Some live albums run like "best of" collections, pulling together all, or at least many, of a band's best songs on a single release. Freedom Train is not such an album. With the exception of the brilliant The Pressed Man from Living In A Promised Land and Shed No Tears from ...And All The King's Men, the songs selected for inclusion on this live album are not obviously the best choices. Rather few of my favourite songs from the band's five or six first studio albums are actually present here. As such, the songs on this live album do not always well represent the respective studio albums from which they are taken and nor do they represent the best side(s) of the band as I know them from the studio albums. This live album does not particularly showcase the Prog-side of the band.

Two songs from the band's 1991 debut The Winds Of Change are included here. The Lightbox is a good choice and the sing-a-long-friendly The Freedom Train of course gave its name to this album. The latter is not a bad song, but I wish they would abstain from the embarrassing political agitation! From World Of Wonder comes only one song in the Reggae-influenced Poison In The Sea. While I do like this song, I think that there were at least a handful better songs on that album that I would rather have heard in a live setting. This is especially so as there was room for improving those early recordings. Two songs from ...And All The King's Men made it onto here one of which I've already mentioned, the excellent Shed No Tears. The other one is Judgement Day which, though it is not a bad song, is not among the best songs from that great album. There are many others that I would rather have heard played live.

The Myth Of Independence is allowed three selections in On My Side, Valediction, and Keep The Blues. The first of these is indeed excellent, at least in the verses, and one of the better songs overall on this live album, and Valediction is rather good too even if not particularly memorable, but Keep The Blues is not a favourite of mine. Here too, there are other songs from this album that I would rather have heard. Finally, Living In A Promised Land is represented by two tracks in the aforementioned The Pressed Man as well as Used To The Taste. The latter is a good song too, but possibly the least good song from that excellent album! I guess I will have to "get used to the taste" of the band members regarding which of their own songs are better, which obviously differs from my taste. Besides, I generally prefer the studio versions of these songs. Of the remaining four songs, two would end up on the forthcoming Matthew album (which was presumably under production at the time of this recording, and subsequently released in the year 2000).
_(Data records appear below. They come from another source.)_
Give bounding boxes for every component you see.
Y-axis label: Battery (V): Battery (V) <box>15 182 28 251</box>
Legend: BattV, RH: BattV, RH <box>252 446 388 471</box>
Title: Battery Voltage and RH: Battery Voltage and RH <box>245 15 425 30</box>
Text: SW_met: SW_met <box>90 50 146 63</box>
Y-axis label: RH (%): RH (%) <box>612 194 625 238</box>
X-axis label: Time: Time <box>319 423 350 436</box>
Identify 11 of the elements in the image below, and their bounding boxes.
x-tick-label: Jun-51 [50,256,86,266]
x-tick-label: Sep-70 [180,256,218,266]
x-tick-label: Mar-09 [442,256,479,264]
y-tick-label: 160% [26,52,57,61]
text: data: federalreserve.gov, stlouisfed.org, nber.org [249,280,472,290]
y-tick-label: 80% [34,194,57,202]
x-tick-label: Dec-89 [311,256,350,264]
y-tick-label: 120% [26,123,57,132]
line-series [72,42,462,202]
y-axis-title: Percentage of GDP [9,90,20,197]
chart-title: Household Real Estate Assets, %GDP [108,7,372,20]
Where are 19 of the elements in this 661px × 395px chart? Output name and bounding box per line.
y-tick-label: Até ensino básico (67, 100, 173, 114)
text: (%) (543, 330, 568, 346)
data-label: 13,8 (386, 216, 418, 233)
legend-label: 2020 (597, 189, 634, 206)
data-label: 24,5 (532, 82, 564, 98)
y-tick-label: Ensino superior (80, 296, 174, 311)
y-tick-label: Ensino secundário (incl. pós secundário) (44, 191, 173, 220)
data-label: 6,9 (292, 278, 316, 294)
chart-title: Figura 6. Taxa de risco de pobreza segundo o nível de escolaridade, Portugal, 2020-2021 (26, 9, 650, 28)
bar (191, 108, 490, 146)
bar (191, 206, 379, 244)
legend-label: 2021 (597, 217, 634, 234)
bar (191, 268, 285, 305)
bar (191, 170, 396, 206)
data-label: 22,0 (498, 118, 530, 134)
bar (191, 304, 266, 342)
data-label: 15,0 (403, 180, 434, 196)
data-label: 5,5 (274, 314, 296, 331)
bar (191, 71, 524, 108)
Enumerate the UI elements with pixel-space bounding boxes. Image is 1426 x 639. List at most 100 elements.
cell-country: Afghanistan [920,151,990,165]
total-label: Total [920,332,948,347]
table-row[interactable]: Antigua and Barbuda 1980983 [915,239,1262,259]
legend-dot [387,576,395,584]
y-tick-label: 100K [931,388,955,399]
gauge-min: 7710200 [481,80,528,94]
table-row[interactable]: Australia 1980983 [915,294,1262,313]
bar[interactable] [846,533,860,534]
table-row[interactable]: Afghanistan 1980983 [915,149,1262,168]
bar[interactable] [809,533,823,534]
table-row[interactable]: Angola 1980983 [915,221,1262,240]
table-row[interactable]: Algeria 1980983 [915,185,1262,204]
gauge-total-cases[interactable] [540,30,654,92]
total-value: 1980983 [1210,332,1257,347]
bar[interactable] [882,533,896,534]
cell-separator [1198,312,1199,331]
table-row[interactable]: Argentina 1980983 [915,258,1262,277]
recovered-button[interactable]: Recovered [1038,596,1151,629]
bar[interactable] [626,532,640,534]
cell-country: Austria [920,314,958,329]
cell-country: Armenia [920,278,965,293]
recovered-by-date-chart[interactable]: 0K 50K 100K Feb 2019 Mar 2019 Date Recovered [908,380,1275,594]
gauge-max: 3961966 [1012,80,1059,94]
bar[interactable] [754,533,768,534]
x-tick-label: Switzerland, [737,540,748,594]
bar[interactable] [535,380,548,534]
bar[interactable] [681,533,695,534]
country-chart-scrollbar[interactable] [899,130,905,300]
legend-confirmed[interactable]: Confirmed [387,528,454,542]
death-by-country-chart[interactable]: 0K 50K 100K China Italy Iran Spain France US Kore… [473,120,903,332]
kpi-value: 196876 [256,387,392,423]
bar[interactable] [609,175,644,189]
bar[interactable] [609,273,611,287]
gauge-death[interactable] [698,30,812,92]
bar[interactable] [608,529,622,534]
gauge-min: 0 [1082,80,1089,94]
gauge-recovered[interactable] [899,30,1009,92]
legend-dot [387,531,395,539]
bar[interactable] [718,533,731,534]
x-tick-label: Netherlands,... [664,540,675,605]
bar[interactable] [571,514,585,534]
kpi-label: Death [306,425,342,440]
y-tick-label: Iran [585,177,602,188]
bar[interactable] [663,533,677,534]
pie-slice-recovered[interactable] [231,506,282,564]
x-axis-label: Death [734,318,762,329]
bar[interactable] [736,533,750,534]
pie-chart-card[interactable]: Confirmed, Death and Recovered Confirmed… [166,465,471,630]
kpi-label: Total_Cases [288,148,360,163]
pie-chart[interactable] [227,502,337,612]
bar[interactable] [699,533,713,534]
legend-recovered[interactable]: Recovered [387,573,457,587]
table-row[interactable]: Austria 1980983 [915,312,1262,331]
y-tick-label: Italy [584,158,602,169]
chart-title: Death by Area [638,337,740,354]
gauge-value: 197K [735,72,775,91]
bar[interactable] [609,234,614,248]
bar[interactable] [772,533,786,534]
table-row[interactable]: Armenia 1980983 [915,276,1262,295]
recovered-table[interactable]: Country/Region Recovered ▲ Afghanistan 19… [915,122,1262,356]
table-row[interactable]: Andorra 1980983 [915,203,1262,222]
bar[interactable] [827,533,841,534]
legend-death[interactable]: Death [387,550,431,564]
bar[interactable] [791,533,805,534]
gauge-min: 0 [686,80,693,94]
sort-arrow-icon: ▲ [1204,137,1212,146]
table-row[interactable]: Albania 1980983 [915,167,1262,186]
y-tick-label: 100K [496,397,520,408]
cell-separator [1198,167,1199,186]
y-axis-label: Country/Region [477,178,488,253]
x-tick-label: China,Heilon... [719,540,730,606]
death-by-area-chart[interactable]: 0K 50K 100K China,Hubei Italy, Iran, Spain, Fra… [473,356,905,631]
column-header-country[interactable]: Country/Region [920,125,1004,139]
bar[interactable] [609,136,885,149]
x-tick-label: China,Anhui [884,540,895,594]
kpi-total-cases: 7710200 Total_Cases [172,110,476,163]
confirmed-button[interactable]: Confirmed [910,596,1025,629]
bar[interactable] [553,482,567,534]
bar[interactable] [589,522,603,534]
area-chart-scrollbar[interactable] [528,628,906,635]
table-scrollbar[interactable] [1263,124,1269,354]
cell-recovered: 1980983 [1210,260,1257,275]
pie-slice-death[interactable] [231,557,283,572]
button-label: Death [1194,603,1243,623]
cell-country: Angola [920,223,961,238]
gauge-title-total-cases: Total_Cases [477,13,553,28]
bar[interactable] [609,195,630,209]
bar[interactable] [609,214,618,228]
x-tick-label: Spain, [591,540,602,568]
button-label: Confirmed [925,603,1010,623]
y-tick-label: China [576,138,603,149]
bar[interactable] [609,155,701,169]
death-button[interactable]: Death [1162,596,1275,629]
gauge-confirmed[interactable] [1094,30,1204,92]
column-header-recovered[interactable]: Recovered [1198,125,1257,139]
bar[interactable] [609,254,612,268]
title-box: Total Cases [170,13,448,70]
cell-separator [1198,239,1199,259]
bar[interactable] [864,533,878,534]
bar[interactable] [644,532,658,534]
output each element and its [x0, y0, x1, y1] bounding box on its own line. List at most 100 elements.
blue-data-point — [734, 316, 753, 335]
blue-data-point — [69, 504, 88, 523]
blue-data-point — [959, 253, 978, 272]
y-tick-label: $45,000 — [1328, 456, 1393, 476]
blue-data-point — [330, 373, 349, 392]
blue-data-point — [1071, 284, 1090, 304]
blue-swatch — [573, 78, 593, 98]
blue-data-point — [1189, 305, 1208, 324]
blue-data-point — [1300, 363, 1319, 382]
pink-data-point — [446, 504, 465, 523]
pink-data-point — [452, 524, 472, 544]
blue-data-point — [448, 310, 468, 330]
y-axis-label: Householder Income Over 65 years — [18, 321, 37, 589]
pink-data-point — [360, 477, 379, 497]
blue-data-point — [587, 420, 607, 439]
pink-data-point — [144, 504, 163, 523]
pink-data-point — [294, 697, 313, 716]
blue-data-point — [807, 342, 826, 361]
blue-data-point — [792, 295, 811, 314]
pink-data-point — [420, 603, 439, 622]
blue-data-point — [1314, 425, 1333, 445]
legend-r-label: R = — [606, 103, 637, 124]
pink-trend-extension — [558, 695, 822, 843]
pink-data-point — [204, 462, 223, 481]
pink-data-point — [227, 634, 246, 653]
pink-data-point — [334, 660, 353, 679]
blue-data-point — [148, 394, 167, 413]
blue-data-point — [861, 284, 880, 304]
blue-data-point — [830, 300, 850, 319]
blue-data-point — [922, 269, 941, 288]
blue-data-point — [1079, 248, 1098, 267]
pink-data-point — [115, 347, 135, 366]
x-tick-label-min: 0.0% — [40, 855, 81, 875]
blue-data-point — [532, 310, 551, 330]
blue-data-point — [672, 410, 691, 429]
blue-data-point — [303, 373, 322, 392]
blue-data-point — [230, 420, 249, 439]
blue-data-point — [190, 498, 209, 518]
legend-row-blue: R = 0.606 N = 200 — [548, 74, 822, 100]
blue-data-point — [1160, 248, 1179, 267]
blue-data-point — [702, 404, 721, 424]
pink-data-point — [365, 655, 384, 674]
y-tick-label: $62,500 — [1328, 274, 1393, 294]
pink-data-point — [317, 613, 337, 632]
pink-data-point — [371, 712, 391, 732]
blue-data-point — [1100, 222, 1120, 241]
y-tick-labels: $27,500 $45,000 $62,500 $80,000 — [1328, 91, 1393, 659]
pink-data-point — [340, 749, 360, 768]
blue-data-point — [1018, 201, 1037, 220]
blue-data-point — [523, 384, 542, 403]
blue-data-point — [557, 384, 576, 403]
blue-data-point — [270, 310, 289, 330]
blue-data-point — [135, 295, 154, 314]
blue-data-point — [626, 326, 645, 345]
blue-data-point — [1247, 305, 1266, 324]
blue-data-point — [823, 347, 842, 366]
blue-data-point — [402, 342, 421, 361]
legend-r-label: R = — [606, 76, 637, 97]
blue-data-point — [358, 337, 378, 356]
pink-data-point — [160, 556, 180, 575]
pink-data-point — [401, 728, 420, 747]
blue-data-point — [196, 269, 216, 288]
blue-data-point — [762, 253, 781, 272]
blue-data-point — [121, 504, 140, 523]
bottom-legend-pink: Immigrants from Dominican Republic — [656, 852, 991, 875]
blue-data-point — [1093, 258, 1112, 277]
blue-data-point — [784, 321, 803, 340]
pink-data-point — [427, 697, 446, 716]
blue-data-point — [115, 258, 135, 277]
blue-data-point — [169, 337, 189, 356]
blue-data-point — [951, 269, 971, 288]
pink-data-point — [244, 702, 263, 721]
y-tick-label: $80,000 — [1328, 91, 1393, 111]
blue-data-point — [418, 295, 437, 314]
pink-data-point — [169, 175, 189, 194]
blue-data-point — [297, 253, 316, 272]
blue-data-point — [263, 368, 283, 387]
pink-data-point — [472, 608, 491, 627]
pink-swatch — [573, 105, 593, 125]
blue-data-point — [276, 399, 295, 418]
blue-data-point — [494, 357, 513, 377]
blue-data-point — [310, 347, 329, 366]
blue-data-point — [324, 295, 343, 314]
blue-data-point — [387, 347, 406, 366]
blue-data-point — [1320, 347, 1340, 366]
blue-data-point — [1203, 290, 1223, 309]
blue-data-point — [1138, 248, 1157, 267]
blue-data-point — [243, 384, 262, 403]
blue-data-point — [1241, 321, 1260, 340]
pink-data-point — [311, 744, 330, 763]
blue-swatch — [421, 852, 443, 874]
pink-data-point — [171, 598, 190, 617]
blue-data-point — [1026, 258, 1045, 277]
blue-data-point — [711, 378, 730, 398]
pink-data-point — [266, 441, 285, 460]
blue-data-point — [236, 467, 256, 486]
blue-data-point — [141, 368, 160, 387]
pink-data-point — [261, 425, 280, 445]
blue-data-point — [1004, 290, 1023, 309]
The other two, A Nation Of Friends and Personal Revolution, are of unknown (to me) origin. These are not remarkable and not up to par with the better songs from the band's studio albums (perhaps they were written for Matthew, but then excluded from that album?).

Though these are excellent performances, I wouldn't say that any of these live versions are improvements over their studio counterparts. My advice is to get the studio albums first, before moving on to this live album. The Freedom Train is indeed enjoyable and a good live album in its own right, but the set list is nonetheless slightly disappointing relative to its potential. I have no complaints about the performances themselves or the quality of the recording, but personally, I would have wanted different songs and a stronger focus on material from especially ...And All The King's Men and Living In A Promised Land.